17En de Geest en de Bruid zeggen: Kom! En die het hoort, zegge: Kom! En die dorst heeft, kome; en die wil, neme het water des levens om niet.
 de Geest en Dat is, verwekt in de harten van alle gelovigen zulke bewegingen en gebeden, met onuitsprekelijk zuchten, gelijk Paulus spreekt Rom 8:23, Rom 8:26.
,
 de Bruid zeggen Dat is, de gehele gemeente van Christus, ook zelfs die naar de ziel in den hemel triomfeert, wenst naar deze laatste komst, om met ziel en lichaam met Christus verenigd en verheerlijkt te worden. Zie Luk 21:28; Rev 6:10-11.
,
 die het hoort, Namelijk met een gelovig hart.
,
 En die dorst heeft, Dat is, die met ernst en met gevoel van zijn gebrek hiernaar begerig is.
,
 die wil, Namelijk door de genade van den Heiligen Geest, die het willen en volbrengen in ons werkt, Phi 2:13; dat is, een ieder die daartoe lust heeft.
,
 neme het water Dat is, worde deelachtig deze hemelse genade en vertroosting, naar de belofte hiervoor Rev 21:6 voorgesteld.
,
 om niet Dat is, uit genade, alleen uit kracht van Christus' verdienste en voorspraak. Zie Isa 55:1; Rom 3:24-25; Eph 2:8.
18Want ik betuig aan een iegelijk, die de woorden der profetie dezes boeks hoort: Indiën iemand tot deze dingen toedoet, God zal hem toedoen de plagen, die in dit boek geschreven zijn.
 Want ik betuig Dit is de laatste verzegeling van de goddelijkheid van dit boek, gevoegd met een bedreiging van Christus tegen degenen, die tot dit boek iets zouden toedoen of afdoen. En dit is niet alleen een verzegeling van dit boek, maar is een slot van de gehele Heilige Schrift, daar Johannes de laatste der apostelen geweest is en geschreven heeft, gelijk in zijn Evangelie ook dergelijk besluit is, Joh 20:30-31, en Joh 21:24; en tevoren ook Mozes in zijn laatste boek dergelijk verbod van niets toe of af te doen, had gesteld; Deu 4:2, en Deu 12:32.
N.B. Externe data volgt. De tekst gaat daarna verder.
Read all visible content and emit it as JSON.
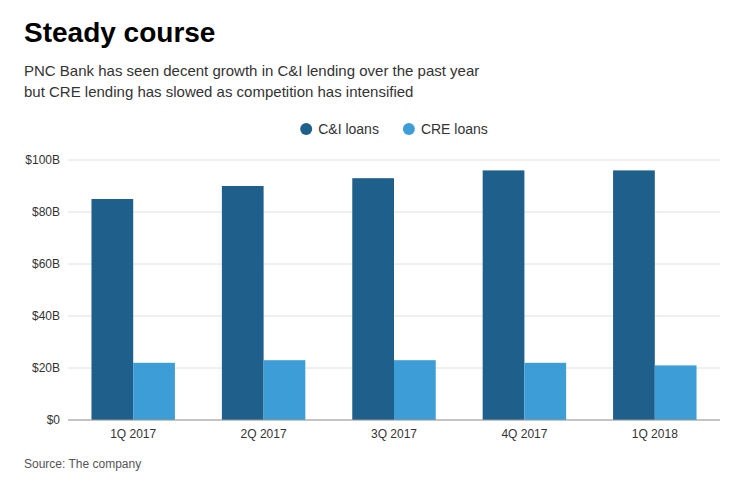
{
  "chart_data": {
    "type": "bar",
    "title": "Steady course",
    "subtitle": "PNC Bank has seen decent growth in C&I lending over the past year\nbut CRE lending has slowed as competition has intensified",
    "source": "Source: The company",
    "categories": [
      "1Q 2017",
      "2Q 2017",
      "3Q 2017",
      "4Q 2017",
      "1Q 2018"
    ],
    "series": [
      {
        "name": "C&I loans",
        "color": "#1f5f8b",
        "values": [
          85,
          90,
          93,
          96,
          96
        ]
      },
      {
        "name": "CRE loans",
        "color": "#3d9dd6",
        "values": [
          22,
          23,
          23,
          22,
          21
        ]
      }
    ],
    "ylim": [
      0,
      100
    ],
    "yticks": [
      {
        "value": 0,
        "label": "$0"
      },
      {
        "value": 20,
        "label": "$20B"
      },
      {
        "value": 40,
        "label": "$40B"
      },
      {
        "value": 60,
        "label": "$60B"
      },
      {
        "value": 80,
        "label": "$80B"
      },
      {
        "value": 100,
        "label": "$100B"
      }
    ],
    "grid": true,
    "legend": "top"
  }
}
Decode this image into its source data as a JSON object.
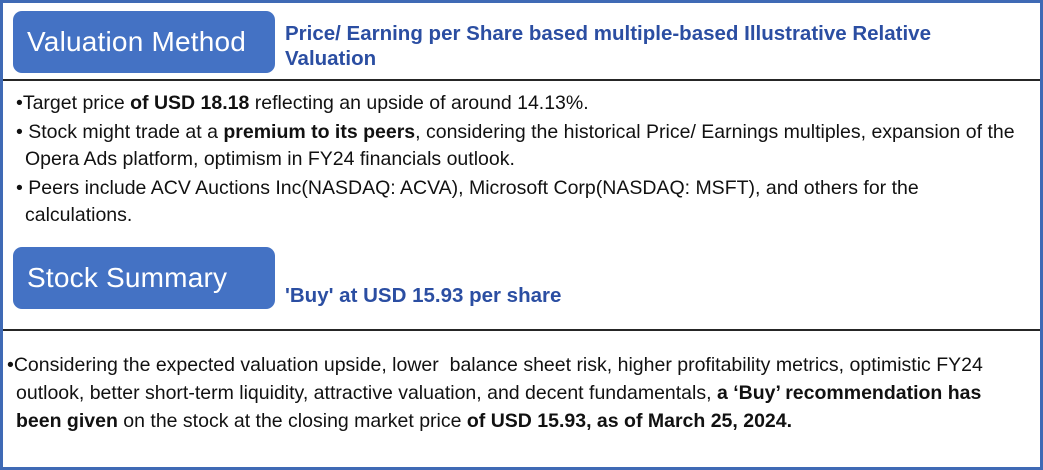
{
  "colors": {
    "tab_background": "#4472C4",
    "heading_blue": "#2b4ea2",
    "border_blue": "#3f6ab5",
    "body_text": "#111111"
  },
  "valuation": {
    "tab_label": "Valuation Method",
    "subtitle": "Price/ Earning per Share based multiple-based Illustrative Relative Valuation",
    "bullets": {
      "b1": {
        "pre": "•Target price ",
        "bold": "of USD 18.18",
        "post": " reflecting an upside of around 14.13%."
      },
      "b2": {
        "pre": "• Stock might trade at a ",
        "bold": "premium to its peers",
        "post": ", considering the historical Price/ Earnings multiples, expansion of the Opera Ads platform, optimism in FY24 financials outlook."
      },
      "b3": {
        "text": "• Peers include ACV Auctions Inc(NASDAQ: ACVA), Microsoft Corp(NASDAQ: MSFT), and others for the calculations."
      }
    }
  },
  "summary": {
    "tab_label": "Stock Summary",
    "subtitle": "'Buy' at USD 15.93 per share",
    "paragraph": {
      "p1": "•Considering the expected valuation upside, lower  balance sheet risk, higher profitability metrics, optimistic FY24 outlook, better short-term liquidity, attractive valuation, and decent fundamentals, ",
      "b1": "a ‘Buy’ recommendation has been given",
      "p2": " on the stock at the closing market price ",
      "b2": "of USD 15.93, as of March 25, 2024."
    }
  }
}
19En indien iemand afdoet van de woorden des boeks dezer profetie, God zal zijn deel afdoen uit het boek des levens, en uit de heilige stad, en uit hetgeen in dit boek geschreven is.
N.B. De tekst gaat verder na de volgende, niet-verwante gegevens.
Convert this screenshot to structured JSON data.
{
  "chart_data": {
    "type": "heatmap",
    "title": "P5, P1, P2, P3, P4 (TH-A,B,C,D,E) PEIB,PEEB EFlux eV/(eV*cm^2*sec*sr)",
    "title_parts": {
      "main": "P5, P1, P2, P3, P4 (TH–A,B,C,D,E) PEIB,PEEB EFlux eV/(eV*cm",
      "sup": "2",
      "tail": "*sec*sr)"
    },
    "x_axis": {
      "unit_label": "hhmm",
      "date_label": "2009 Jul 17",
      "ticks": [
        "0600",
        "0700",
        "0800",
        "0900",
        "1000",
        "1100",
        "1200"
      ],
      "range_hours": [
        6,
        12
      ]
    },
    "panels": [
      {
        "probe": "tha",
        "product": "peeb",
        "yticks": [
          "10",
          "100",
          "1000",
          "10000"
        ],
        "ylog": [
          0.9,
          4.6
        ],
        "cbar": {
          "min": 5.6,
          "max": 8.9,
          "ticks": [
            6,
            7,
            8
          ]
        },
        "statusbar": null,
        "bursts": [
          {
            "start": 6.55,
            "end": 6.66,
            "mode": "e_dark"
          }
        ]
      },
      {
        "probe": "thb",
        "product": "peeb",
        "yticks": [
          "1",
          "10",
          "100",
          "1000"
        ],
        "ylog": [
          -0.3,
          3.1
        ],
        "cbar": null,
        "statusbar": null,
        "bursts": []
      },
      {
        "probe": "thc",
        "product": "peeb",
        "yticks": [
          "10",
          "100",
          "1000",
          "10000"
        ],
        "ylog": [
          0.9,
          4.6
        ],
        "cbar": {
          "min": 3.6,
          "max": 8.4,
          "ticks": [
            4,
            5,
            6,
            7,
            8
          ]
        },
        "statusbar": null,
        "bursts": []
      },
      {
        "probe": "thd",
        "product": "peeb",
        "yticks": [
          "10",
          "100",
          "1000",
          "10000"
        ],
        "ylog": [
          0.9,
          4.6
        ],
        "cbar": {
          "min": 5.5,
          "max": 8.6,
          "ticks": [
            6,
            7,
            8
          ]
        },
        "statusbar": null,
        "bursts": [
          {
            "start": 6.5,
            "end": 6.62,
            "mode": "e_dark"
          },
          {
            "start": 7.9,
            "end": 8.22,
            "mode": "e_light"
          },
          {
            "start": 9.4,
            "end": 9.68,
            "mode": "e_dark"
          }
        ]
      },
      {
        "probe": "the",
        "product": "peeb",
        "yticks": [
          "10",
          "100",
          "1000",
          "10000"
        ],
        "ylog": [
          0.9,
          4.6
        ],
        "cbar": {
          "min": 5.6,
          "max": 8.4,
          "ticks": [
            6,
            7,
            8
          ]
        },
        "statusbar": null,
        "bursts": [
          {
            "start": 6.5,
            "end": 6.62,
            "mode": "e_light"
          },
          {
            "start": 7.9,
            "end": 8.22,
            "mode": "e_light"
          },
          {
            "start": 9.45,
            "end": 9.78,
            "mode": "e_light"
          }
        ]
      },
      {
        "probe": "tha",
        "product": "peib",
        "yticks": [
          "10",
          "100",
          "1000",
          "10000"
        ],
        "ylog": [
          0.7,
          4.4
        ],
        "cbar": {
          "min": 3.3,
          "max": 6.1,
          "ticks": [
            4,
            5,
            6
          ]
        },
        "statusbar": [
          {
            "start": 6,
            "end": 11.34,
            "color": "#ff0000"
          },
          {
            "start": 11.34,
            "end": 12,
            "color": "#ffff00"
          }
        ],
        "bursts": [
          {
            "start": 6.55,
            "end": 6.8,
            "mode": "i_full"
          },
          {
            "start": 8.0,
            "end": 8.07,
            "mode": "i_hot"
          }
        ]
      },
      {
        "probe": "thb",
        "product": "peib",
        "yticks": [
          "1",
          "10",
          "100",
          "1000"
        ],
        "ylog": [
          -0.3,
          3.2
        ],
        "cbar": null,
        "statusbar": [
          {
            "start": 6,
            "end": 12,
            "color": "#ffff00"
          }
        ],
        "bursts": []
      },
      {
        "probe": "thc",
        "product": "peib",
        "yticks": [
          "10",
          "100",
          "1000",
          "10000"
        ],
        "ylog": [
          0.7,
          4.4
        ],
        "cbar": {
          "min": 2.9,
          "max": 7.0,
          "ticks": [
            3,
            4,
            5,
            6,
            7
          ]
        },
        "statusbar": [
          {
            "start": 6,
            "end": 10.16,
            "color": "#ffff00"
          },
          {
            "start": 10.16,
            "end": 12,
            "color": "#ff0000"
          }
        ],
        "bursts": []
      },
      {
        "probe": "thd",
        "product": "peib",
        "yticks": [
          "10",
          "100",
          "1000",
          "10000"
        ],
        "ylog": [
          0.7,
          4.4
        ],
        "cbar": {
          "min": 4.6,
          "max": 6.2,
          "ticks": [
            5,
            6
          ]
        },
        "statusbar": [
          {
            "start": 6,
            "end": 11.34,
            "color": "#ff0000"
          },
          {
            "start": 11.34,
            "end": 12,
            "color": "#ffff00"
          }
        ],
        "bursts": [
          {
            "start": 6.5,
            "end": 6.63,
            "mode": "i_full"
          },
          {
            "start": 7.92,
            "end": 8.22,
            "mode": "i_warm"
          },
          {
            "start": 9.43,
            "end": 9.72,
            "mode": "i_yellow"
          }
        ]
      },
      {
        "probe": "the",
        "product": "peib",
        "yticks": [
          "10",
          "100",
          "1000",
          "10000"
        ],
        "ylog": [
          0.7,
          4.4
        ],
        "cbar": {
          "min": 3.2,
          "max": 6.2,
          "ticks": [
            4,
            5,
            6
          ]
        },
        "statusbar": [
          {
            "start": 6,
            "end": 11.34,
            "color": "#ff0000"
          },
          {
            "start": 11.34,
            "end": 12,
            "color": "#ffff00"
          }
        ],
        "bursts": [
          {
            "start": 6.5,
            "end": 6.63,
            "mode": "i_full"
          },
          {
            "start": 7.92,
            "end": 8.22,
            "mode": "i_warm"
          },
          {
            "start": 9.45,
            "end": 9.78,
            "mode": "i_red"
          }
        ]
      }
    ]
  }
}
 zijn deel afdoen Namelijk dat hij zou menen te hebben. Want dat geen van die in het boek des levens waarlijk beschreven zijn, worden uitgedaan, blijkt hiervoor Rev 13:8, en Rev 21:27.
,
 uit de heilige stad, Namelijk van het hemelse Jeruzalem, gelijk hiervoor vs.14.
20Die deze dingen getuigt, zegt: Ja, Ik kom haastiglijk. Amen. Ja, kom, Heere Jezus!
 Die deze dingen Namelijk Jezus Christus, gelijk hiervoor uit vs.16 blijkt, en uit de woorden zelf, die niet den engel maar Christus toekomen.
,
 Ja, kom, Heere Jezus Dit zijn de woorden van Johannes, die nu tot den uitersten ouderdom gekomen zijnde, ook zijn verlangen betuigt naar de komst van Christus, en naar de verlossing en verheerlijking aller gelovigen.
21De genade van onzen Heere Jezus Christus zij met u allen. Amen.
 De genade van onzen Dit besluit komt overeen met het besluit van meest al de zendbrieven der apostelen, omdat deze profetie bij wijze van een zendbrief aan de gemeenten wordt gericht.
,
 Amen Dit woord is ook een slot, niet alleen van de gebeden, maar ook van de zendbrieven van Johannes en van de andere apostelen, om de vastheid en zekerheid van alles, wat tevoren geschreven en verhandeld is, te kennen te geven; gelijk vs.20 ook zodanige betekenis vereist van dit woord Amen.